Selon un rapport publié en 2014 par la Commission nationale de la vérité, 434 assassinats ont été perpétrés au cours des 21 ans de régime militaire, sans compter les centaines de détentions arbitraires et cas de torture d'opposants.

Plusieurs appels à manifester ont par ailleurs été lancés pour la journée de dimanche sur les réseaux sociaux, notamment à Rio de Janeiro et Sao Paulo, sous le slogan "Dictature, plus jamais".

- "Restaurer la vérité" -

Mais Jair Bolsonaro, ex-capitaine de l'armée dont le gouvernement comprend huit militaires parmi les 22 ministres, a également reçu de nombreux messages de soutien.

La députée Joice Hassemmann, leader du Parti social libéral (PSL) de Bolsonaro au Congrès, a déclaré sur Twitter que ces commémorations visaient à "restaurer la vérité" de l'histoire. "Vous pouvez hurler, vous êtes libres de pleurer, mais grâce aux militaires, le Brésil aussi a été libéré", a-t-elle ajouté.

"Le Brésil se doit de célébrer le 31 mars, date à laquelle nous étions sur le point de basculer dans le communisme. Nous aurions pu connaître le sort du Venezuela ou de la Corée du Nord", a affirmé à l'AFP Heitor Freire, un autre député du PSL fraîchement élu.

Mais la presse brésilienne fait état de divergences parmi les militaires au sein du gouvernement, qui préfèreraient une posture plus discrète à ce sujet.

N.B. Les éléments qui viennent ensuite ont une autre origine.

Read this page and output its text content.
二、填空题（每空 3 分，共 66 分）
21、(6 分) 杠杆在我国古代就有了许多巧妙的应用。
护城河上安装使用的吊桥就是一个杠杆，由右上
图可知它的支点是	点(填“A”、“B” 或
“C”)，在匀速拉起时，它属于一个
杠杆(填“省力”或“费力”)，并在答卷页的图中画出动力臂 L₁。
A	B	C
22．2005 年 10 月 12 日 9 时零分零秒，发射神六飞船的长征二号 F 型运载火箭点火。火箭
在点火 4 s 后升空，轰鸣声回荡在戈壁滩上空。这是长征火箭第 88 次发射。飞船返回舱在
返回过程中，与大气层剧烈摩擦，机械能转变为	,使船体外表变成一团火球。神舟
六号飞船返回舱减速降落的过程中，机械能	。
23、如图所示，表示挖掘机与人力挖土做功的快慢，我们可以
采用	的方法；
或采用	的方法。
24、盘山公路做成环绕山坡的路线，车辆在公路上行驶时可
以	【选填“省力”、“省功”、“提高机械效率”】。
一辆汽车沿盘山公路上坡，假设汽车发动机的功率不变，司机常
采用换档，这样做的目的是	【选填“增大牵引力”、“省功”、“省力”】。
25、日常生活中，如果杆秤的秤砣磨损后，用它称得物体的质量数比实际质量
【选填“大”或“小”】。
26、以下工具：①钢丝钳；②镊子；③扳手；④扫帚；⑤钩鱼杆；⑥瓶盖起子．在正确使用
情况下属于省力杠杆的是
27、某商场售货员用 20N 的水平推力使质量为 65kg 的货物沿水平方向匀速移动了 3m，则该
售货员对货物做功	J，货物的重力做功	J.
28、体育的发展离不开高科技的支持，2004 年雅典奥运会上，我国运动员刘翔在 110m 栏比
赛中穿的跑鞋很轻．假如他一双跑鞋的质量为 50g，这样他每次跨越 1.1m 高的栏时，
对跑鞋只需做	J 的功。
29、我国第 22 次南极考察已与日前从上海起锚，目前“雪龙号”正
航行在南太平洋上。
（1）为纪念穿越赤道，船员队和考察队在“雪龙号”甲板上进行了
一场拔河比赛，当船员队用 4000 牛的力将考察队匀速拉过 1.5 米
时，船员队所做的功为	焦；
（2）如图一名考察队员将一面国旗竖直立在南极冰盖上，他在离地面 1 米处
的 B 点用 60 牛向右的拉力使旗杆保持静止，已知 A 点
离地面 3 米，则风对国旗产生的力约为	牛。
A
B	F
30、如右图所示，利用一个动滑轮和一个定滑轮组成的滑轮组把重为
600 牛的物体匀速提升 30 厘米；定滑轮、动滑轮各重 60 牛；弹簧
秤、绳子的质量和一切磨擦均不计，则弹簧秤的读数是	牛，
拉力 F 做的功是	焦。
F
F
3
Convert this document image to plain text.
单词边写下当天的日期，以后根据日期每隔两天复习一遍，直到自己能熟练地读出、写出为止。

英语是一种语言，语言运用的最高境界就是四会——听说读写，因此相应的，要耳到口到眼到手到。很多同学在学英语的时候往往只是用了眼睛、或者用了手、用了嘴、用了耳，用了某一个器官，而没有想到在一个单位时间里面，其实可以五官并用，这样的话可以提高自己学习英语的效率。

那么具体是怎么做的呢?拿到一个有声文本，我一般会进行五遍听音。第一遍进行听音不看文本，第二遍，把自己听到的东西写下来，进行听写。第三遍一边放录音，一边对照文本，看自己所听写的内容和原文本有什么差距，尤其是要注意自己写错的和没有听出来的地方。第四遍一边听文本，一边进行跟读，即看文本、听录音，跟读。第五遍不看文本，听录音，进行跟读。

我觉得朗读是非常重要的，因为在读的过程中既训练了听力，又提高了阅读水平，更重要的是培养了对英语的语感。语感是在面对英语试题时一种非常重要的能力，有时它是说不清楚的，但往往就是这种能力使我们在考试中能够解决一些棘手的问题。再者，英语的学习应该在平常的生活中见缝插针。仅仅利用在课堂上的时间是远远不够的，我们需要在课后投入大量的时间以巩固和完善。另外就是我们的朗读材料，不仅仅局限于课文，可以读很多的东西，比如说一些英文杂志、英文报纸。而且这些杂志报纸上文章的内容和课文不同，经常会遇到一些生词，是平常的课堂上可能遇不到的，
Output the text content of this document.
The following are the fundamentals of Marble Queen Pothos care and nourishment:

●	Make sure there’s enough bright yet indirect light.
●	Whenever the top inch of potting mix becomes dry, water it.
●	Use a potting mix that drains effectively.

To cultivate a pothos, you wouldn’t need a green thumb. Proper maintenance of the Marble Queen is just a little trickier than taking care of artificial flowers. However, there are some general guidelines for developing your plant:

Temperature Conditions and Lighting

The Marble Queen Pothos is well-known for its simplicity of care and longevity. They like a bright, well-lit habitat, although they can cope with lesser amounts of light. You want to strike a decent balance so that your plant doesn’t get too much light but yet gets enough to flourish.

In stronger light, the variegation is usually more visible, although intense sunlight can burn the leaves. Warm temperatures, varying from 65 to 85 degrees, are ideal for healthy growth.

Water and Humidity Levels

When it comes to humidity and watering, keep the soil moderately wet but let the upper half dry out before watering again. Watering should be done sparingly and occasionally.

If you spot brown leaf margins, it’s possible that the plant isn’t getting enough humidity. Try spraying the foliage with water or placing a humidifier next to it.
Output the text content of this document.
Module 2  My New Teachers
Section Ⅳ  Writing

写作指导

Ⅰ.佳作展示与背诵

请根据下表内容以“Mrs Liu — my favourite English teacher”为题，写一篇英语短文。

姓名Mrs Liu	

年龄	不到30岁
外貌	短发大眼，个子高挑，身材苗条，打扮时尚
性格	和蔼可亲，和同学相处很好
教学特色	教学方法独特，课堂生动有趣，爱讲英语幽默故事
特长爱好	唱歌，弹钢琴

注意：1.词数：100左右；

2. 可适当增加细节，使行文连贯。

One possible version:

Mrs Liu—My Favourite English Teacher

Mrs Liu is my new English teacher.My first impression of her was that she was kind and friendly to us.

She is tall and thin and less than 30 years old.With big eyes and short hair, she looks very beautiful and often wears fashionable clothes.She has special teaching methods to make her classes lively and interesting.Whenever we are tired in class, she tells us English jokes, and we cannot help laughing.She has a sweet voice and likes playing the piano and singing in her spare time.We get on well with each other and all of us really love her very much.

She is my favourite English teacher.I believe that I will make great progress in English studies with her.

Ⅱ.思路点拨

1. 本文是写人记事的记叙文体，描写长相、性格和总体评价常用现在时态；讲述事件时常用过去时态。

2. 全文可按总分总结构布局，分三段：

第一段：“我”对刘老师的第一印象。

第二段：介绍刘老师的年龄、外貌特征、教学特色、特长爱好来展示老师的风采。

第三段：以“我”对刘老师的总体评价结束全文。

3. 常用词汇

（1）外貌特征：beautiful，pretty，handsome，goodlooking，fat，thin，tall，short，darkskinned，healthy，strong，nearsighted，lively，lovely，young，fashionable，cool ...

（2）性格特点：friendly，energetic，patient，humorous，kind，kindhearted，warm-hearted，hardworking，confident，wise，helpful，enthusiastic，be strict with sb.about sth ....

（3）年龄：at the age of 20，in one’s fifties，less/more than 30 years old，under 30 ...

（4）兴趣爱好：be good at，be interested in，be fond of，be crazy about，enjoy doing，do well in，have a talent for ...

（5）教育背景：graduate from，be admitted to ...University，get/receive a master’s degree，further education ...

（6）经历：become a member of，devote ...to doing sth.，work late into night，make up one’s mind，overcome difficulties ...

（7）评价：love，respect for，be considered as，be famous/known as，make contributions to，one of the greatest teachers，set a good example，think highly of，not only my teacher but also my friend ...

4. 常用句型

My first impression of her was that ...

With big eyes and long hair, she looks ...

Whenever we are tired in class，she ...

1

Jair Bolsonaro, 64 ans, est le premier président du Brésil à faire ouvertement l'apologie de la dictature militaire depuis le retour à la démocratie en 1985.

En 2011, la présidente Dilma Rousseff (gauche), ex-guérilléra torturée lors des années de plomb, avait interdit à tous les corps de l'armée quelque commémoration que ce soit de la dictature.

Cela n'avait pas empêché M. Bolsonaro, alors député, de se poster plusieurs années de suite devant le ministère de la Défense, un fumigène à la main, pour célébrer la date du 31 mars, notamment en 2014 lors du cinquantenaire.

En 2016, lors du vote de destitution de Dilma Rousseff à la Chambre des députés pour maquillage des comptes publics, il avait dédié son vote au colonel qui était le chef du renseignement sous la dictature et qui était un tortionnaire notoire.

La même année, lors d'un entretien à la radio Jovem Pan, l'ancien parachutiste avait déclaré que "l'erreur de la dictature a été de torturer sans tuer".

Une fois au pouvoir, il a continué dans la même veine, tressant notamment des lauriers aux dictatures d'Alfredo Stroessner (1954-1989) au Paraguay et d'Augusto Pinochet (1973-1990) au Chili, lors de visites officielles dans ces deux pays.

- Impunité -

Pour l'historien Carlos Fico, de l'Université fédérale de Rio de Janeiro (UFRJ), la posture du président Bolsonaro est un exemple classique de négationnisme.

"C'est un discours purement idéologique. Il y a toujours eu au Brésil des tentatives de rendre légitime le régime militaire, mais les preuves sont indiscutables", explique-t-il.

"Il n'y a pas le moindre doute sur le fait qu'il s'agissait d'un coup d'Etat militaire avec le soutien de civils, au nom de la lutte contre le communisme", renchérit Paulo Sergio Pinheiro, ministre des Droits de l'Homme sous la présidence de Fernando Henrique Cardoso (1995-2002).

Mais, selon lui, l'impunité des crimes du régime militaire au Brésil a suscité une sorte d'amnésie collective.

"Contrairement à l'Argentine, au Chili ou à l'Uruguay, où les crimes de la dictature ont été punis, ce ne fut pas le cas ici, en raison de l'auto-amnistie que le régime s'est octroyé en 1979 (en échange de l'amnistie des opposants au régime en cas de retour au Brésil)", conclut M. Pinheiro.